Specifically, there are five key benefits that stem from planning around data center cooling.
Uptime
Data centers push equipment hard. They cram a lot of hardware into limited spaces, and they often run at capacity. That generates a lot of heat, and as you already know, excessive heat buildup can impact server performance.
Without data center cooling, it’s often necessary to rotate bits of equipment to manage temperatures. Sometimes, entire segments have to go offline in order to allow for heat dissipation.
Effective cooling solves this problem. Heat has a hard time building up inside of the facility, and the efficiency of device cooling systems improves. Most importantly, you can avoid downtime associated with data center heat management.
Equipment Longevity
When the entire data center is cooler, the individual hardware components don’t have to work as hard to stay cool. Because they have cool air to pull in for cooling and cool air around the exhaust, there’s less overall heat that has to be managed at the component level.
This means that cooling fans and circulators don’t have to work as hard, and over time, they last longer as a result.
Much more importantly, you get better electrical efficiency at cooler temperatures.

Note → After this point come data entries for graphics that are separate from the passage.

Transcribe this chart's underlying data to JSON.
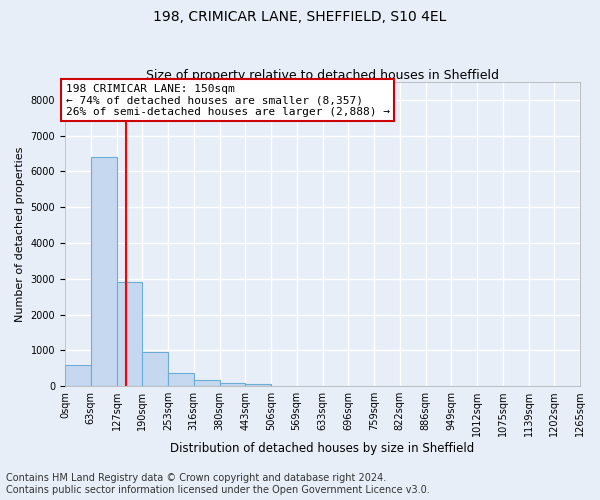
{
  "title1": "198, CRIMICAR LANE, SHEFFIELD, S10 4EL",
  "title2": "Size of property relative to detached houses in Sheffield",
  "xlabel": "Distribution of detached houses by size in Sheffield",
  "ylabel": "Number of detached properties",
  "bin_edges": [
    0,
    63,
    127,
    190,
    253,
    316,
    380,
    443,
    506,
    569,
    633,
    696,
    759,
    822,
    886,
    949,
    1012,
    1075,
    1139,
    1202,
    1265
  ],
  "bar_heights": [
    580,
    6400,
    2900,
    950,
    360,
    160,
    80,
    50,
    10,
    5,
    3,
    2,
    1,
    1,
    0,
    0,
    0,
    0,
    0,
    0
  ],
  "bar_color": "#c5d8f0",
  "bar_edge_color": "#6aaed6",
  "red_line_x": 150,
  "ylim": [
    0,
    8500
  ],
  "yticks": [
    0,
    1000,
    2000,
    3000,
    4000,
    5000,
    6000,
    7000,
    8000
  ],
  "annotation_title": "198 CRIMICAR LANE: 150sqm",
  "annotation_line1": "← 74% of detached houses are smaller (8,357)",
  "annotation_line2": "26% of semi-detached houses are larger (2,888) →",
  "annotation_box_color": "#ffffff",
  "annotation_box_edge": "#cc0000",
  "footer_line1": "Contains HM Land Registry data © Crown copyright and database right 2024.",
  "footer_line2": "Contains public sector information licensed under the Open Government Licence v3.0.",
  "bg_color": "#e8eef8",
  "plot_bg_color": "#e8eef8",
  "grid_color": "#ffffff",
  "title1_fontsize": 10,
  "title2_fontsize": 9,
  "xlabel_fontsize": 8.5,
  "ylabel_fontsize": 8,
  "tick_fontsize": 7,
  "footer_fontsize": 7,
  "annotation_fontsize": 8
}
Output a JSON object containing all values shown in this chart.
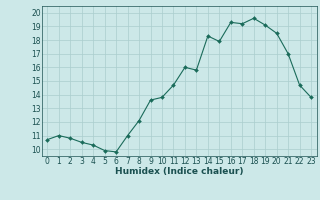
{
  "x": [
    0,
    1,
    2,
    3,
    4,
    5,
    6,
    7,
    8,
    9,
    10,
    11,
    12,
    13,
    14,
    15,
    16,
    17,
    18,
    19,
    20,
    21,
    22,
    23
  ],
  "y": [
    10.7,
    11.0,
    10.8,
    10.5,
    10.3,
    9.9,
    9.8,
    11.0,
    12.1,
    13.6,
    13.8,
    14.7,
    16.0,
    15.8,
    18.3,
    17.9,
    19.3,
    19.2,
    19.6,
    19.1,
    18.5,
    17.0,
    14.7,
    13.8
  ],
  "xlim": [
    -0.5,
    23.5
  ],
  "ylim": [
    9.5,
    20.5
  ],
  "yticks": [
    10,
    11,
    12,
    13,
    14,
    15,
    16,
    17,
    18,
    19,
    20
  ],
  "xticks": [
    0,
    1,
    2,
    3,
    4,
    5,
    6,
    7,
    8,
    9,
    10,
    11,
    12,
    13,
    14,
    15,
    16,
    17,
    18,
    19,
    20,
    21,
    22,
    23
  ],
  "xlabel": "Humidex (Indice chaleur)",
  "line_color": "#1a6b5a",
  "marker": "D",
  "marker_size": 2.0,
  "bg_color": "#cce8e8",
  "grid_color": "#aacece",
  "tick_color": "#1a5050",
  "label_fontsize": 5.5,
  "axis_label_fontsize": 6.5
}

If data center cooling can help the servers maintain a lower average temperature, then the efficiency through the systems inside of those servers is better.
That reduces excess electrical resistance which can also slow down carbon scoring and other common sources of wear and tear. On multiple levels, data center cooling is helping your hardware last longer.
Cable Stress
You know the basics of cable management already. Labels and color coding help to keep track of everything and cables should not be arranged willy-nilly. And, while you already understand that stress is bad for cables, many network engineers still allow too much in their systems. The key to managing cable stress is the same as doing any job in the world: use the right tools.
Horizontal and vertical hangers are widely available. They’re an easy place to consider cutting costs, but more often than not, this is a mistake. The hangers help manage cable stress, and they almost always save money in the long run.
The other key to alleviating stress is to take your time. Yes, labor is expensive. That’s exactly why you don’t want to be re-running cables that have kinks and tears. As much as you feel pressured to get work done quickly, it’s worth a small investment of time to make sure every bend has a gentle sweep and nothing is unceremoniously stuffed into a corner of your pathway. It’s the simplest thing in the world, and it costs data centers everywhere thousands of dollars a year.
Efficiency
Very large fans can move a lot of air very efficiently. You’ve already seen that data center cooling offloads some of the cooling responsibilities for equipment inside of the center. Server fans and other component cooling resources aren’t working as hard on average.
That translates into better electrical efficiency across the entire data center. By offloading cooling workloads from small systems to larger, more efficient systems, you use less overall electricity throughout the data center. Combine that with the equipment longevity gains, and you’re improving efficiency in your data center in several key ways.
Sustainability
Sustainability is easy to understand. If your data center cooling is making the entire facility more efficient, then that’s clearly more sustainable. Using less power is a core component of sustainability.
Data center cooling can offer much more in this field, though.
By investing in sustainable and passive cooling systems and technologies, you can improve the efficiency and sustainability of your data center several times over. These improvements also translate into energy efficiency gains, creating a positive feedback loop.
Sustainability is good for efficiency, and efficiency is good for sustainability.
Locality
The efficiency gains generated by good server cooling ultimately allows you to pack more capacity into a single location. It’s an inevitable result of improving cooling efficiency across the facility.
This simple fact provides more flexibility in server design, and the crux of that is that you can raise the value of a single data center location.
You can increase the locality of your server assets, reducing the need to supplement with offsite servers.
Through this benefit, cooling can dramatically lower long-term data center costs and feed into better and more efficient scalability strategies.